The MCP community has a window right now. The ecosystem has gone from zero to 6,400+ registered servers and 97 million monthly SDK downloads in about 18 months, but production deployments are still early enough that a specification can shape implementations rather than chase them.

That window is closing. Every new observability tool that launches defines its own schema. Every MCP gateway that ships creates another proprietary telemetry format. Every team that builds internal tracing tooling makes choices that become harder to reverse with each passing quarter.

The proposal isn’t asking for perfection. It’s asking for three things: Recognition that observability belongs in the protocol spec, not just in third-party tooling. Discussion about which primitives the spec should own versus which it should leave to implementers. And collaboration on a minimal viable observability standard that tool authors can adopt incrementally.

The field names can change. The URI scheme can evolve. The versioning strategy needs community input. But the core bet, that a minimal, extensible observability primitive at the protocol level beats the status quo of zero interoperability, is hard to argue against with a straight face.

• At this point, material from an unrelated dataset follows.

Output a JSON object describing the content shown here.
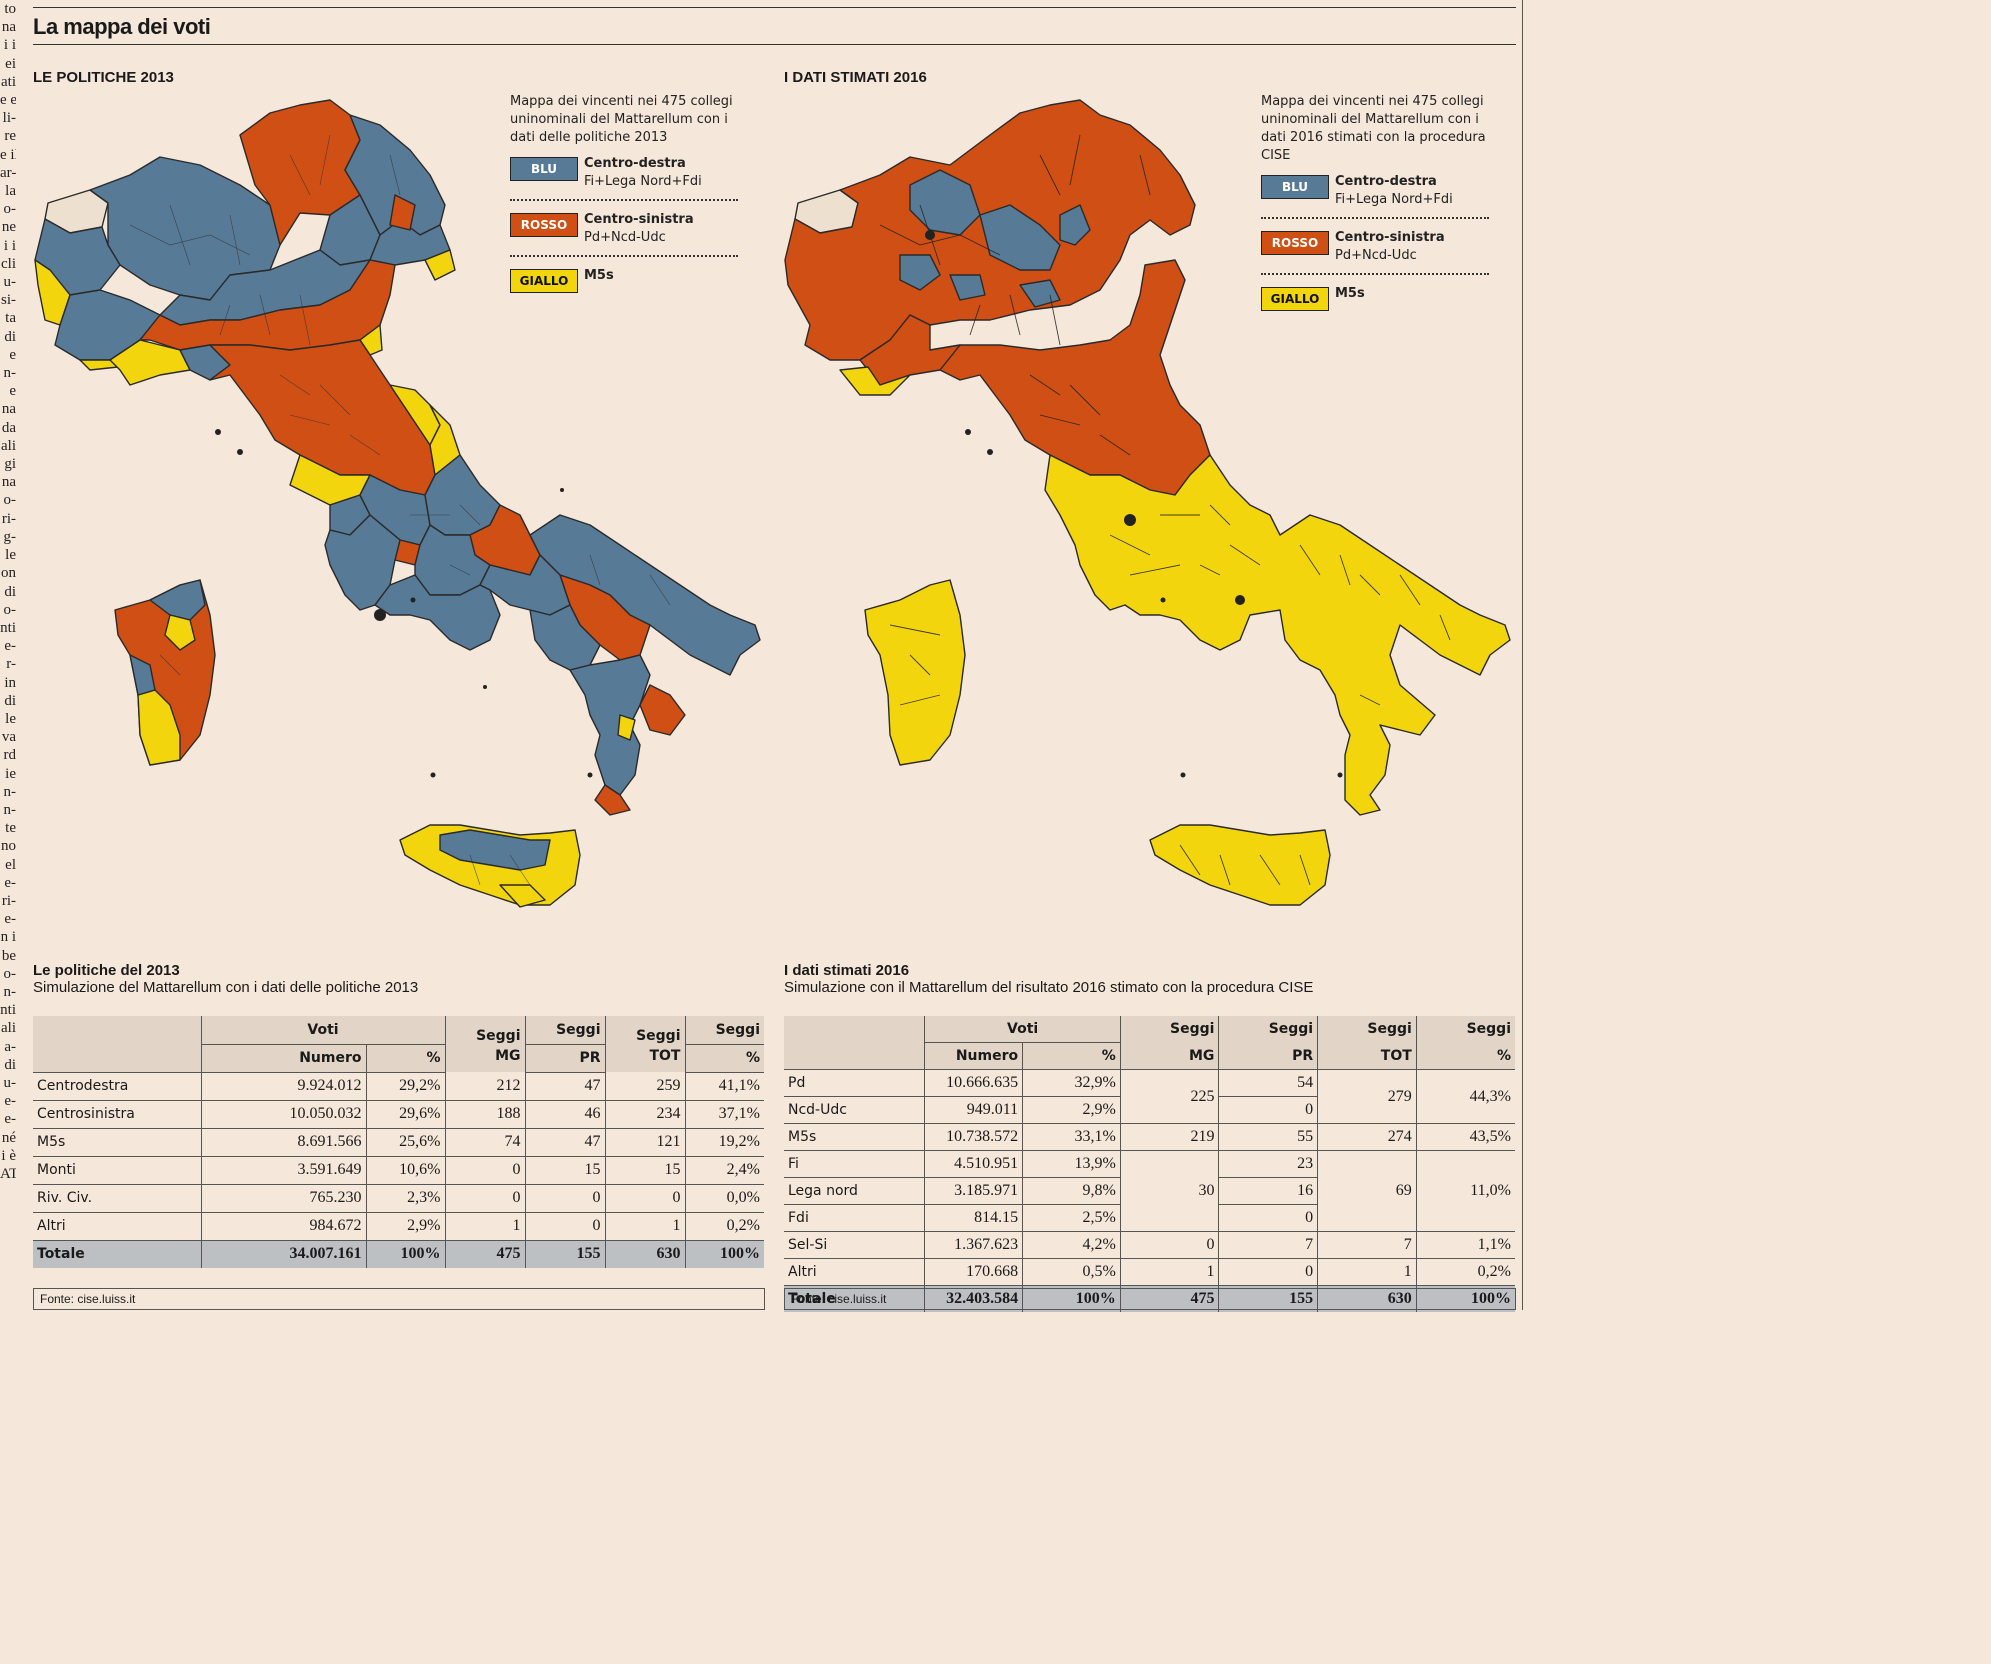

What this means if you’re building on MCP today

If you’re deploying MCP agents in production, the observability gap affects you whether or not you follow the spec discussion. Some concrete things worth doing now:

Track cost per trace, not just per month. Don’t wait for the spec. Instrument your agents to log token usage and estimated cost on every execution. When (not if) a prompt regression inflates your per-query cost by 5x, you want to catch it on day one, not 30 days later when finance flags the invoice.

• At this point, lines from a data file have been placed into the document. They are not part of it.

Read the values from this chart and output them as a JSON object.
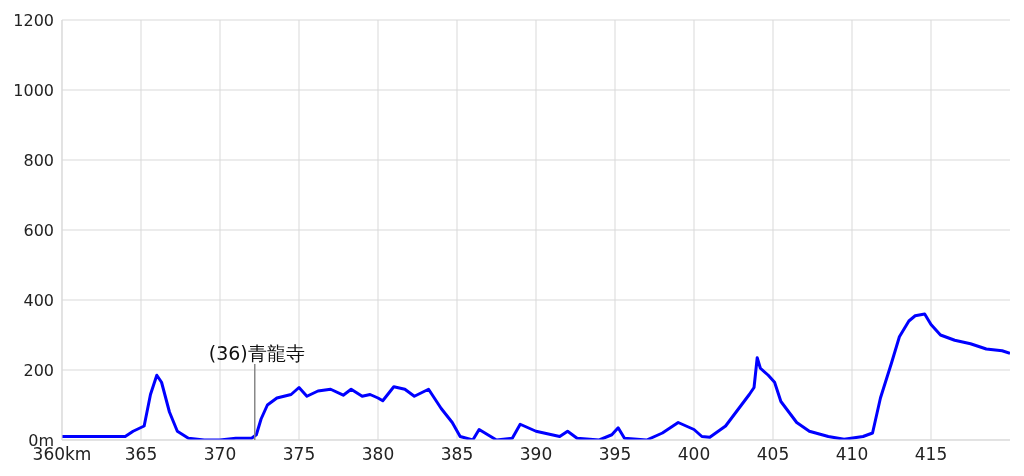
{
  "chart_data": {
    "type": "line",
    "x": [
      360,
      364,
      364.5,
      365.2,
      365.6,
      366,
      366.3,
      366.8,
      367.3,
      368,
      369,
      370,
      371,
      372,
      372.3,
      372.6,
      373,
      373.6,
      374.5,
      375,
      375.5,
      376.2,
      377,
      377.8,
      378.3,
      379,
      379.5,
      380,
      380.3,
      381,
      381.7,
      382.3,
      383.2,
      384,
      384.7,
      385.2,
      386,
      386.4,
      387.5,
      388.5,
      389,
      390,
      391.5,
      392,
      392.6,
      394,
      394.8,
      395.2,
      395.6,
      397,
      398,
      399,
      400,
      400.5,
      401,
      402,
      403,
      403.5,
      403.8,
      404,
      404.2,
      404.7,
      405.1,
      405.5,
      406,
      406.5,
      407.3,
      408.5,
      409.5,
      410.7,
      411.3,
      411.8,
      412.5,
      413,
      413.6,
      414,
      414.6,
      415,
      415.6,
      416.5,
      417.5,
      418.5,
      419.5,
      420
    ],
    "series": [
      {
        "color": "#0000ff",
        "values": [
          10,
          10,
          25,
          40,
          130,
          185,
          165,
          80,
          25,
          5,
          0,
          0,
          5,
          5,
          15,
          60,
          100,
          120,
          130,
          150,
          125,
          140,
          145,
          128,
          145,
          125,
          130,
          120,
          112,
          152,
          145,
          125,
          145,
          90,
          50,
          10,
          0,
          30,
          0,
          5,
          45,
          25,
          10,
          25,
          5,
          0,
          15,
          35,
          5,
          0,
          20,
          50,
          30,
          10,
          8,
          40,
          100,
          130,
          150,
          235,
          205,
          185,
          165,
          110,
          80,
          50,
          25,
          10,
          2,
          10,
          20,
          120,
          220,
          295,
          340,
          355,
          360,
          330,
          300,
          285,
          275,
          260,
          255,
          248
        ]
      }
    ],
    "xlim": [
      360,
      420
    ],
    "xticks": [
      {
        "value": 360,
        "label": "360km"
      },
      365,
      370,
      375,
      380,
      385,
      390,
      395,
      400,
      405,
      410,
      415
    ],
    "ylim": [
      0,
      1200
    ],
    "yticks": [
      {
        "value": 0,
        "label": "0m"
      },
      200,
      400,
      600,
      800,
      1000,
      1200
    ],
    "grid": true,
    "marker": "none",
    "line_style": "solid",
    "ref_lines": [
      {
        "axis": "x",
        "value": 372.2,
        "label": "(36)青龍寺",
        "color": "#888888"
      }
    ]
  }
}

Pick observability tools that align with likely standards. Tools that use span-tree trace models, 0-to-1 normalized evaluation scores, and expose data via URIs are closer to where consensus is heading. You’ll have less migration pain when a standard lands.

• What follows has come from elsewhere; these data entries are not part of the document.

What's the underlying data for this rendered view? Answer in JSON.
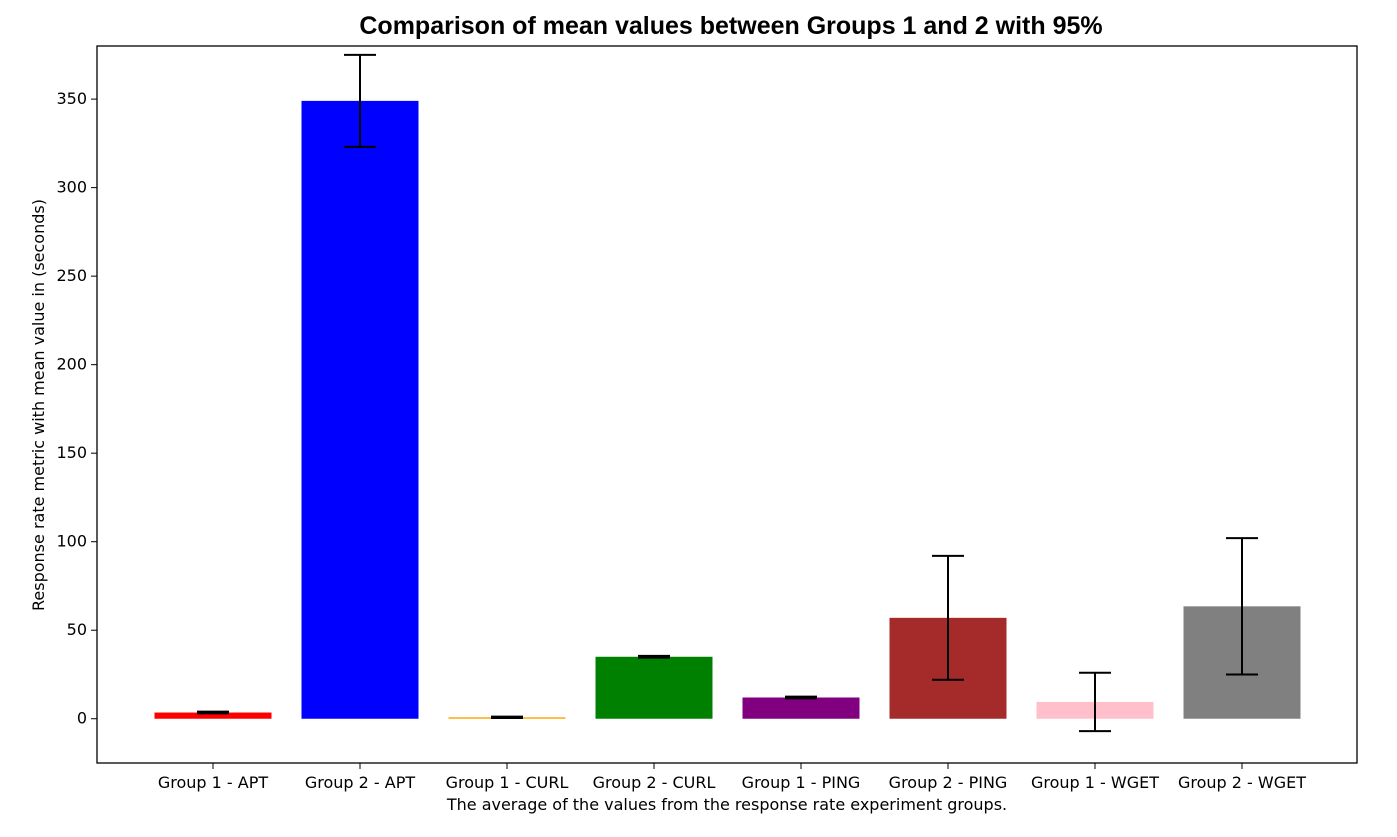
{
  "chart_data": {
    "type": "bar",
    "title": "Comparison of mean values between Groups 1 and 2 with 95%",
    "xlabel": "The average of the values from the response rate experiment groups.",
    "ylabel": "Response rate metric with mean value in (seconds)",
    "ylim": [
      -25,
      380
    ],
    "yticks": [
      0,
      50,
      100,
      150,
      200,
      250,
      300,
      350
    ],
    "grid": false,
    "categories": [
      "Group 1 - APT",
      "Group 2 - APT",
      "Group 1 - CURL",
      "Group 2 - CURL",
      "Group 1 - PING",
      "Group 2 - PING",
      "Group 1 - WGET",
      "Group 2 - WGET"
    ],
    "values": [
      3.5,
      349,
      0.8,
      35,
      12,
      57,
      9.5,
      63.5
    ],
    "error_low": [
      3.0,
      323,
      0.4,
      34.5,
      11.5,
      22,
      -7,
      25
    ],
    "error_high": [
      4.0,
      375,
      1.2,
      35.5,
      12.5,
      92,
      26,
      102
    ],
    "colors": [
      "#ff0000",
      "#0000ff",
      "#ffa500",
      "#008000",
      "#800080",
      "#a52a2a",
      "#ffc0cb",
      "#808080"
    ]
  }
}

Watch the _meta field. Langfuse already uses MCP’s _meta field for trace context propagation between clients and servers. This is the most likely attachment point for standardized observability metadata. If you’re building MCP tools, consider adding operational metadata to your responses via _meta now, even in a proprietary format. You’ll be ahead of the curve when the spec catches up.

Get in the room. The conversation is happening on GitHub Discussions and in the MCP Discord. If you’ve hit interoperability walls, your war stories are exactly the input that turns a sketch into a real specification.

The bet worth making

Protocols live and die on completeness. HTTP without status codes would have been a toy. SQL without EXPLAIN would have left database optimization to guesswork. TCP without acknowledgment packets would have been UDP with delusions of grandeur.

MCP without observability primitives is a protocol that tells agents how to act and gives them no standard way to account for their actions. For weekend projects and demos, that’s fine. For enterprises running agents that touch customer data, make financial decisions, and rack up five-figure monthly API bills, it’s a gap that gets more expensive with every month it stays open.

The proposal on the table isn’t radical. A trace schema. An eval interface. A cost metadata field. A set of resource URIs. Four additions, each optional, each extensible, each solving a problem that every team deploying MCP agents in production has already run into.

The real question isn’t whether MCP needs this. It’s whether the community builds it together now, or each team builds its own version separately and then spends the next three years writing adapters between all of them.

If the OpenTelemetry story taught us anything, it’s that the first path is always cheaper than the second.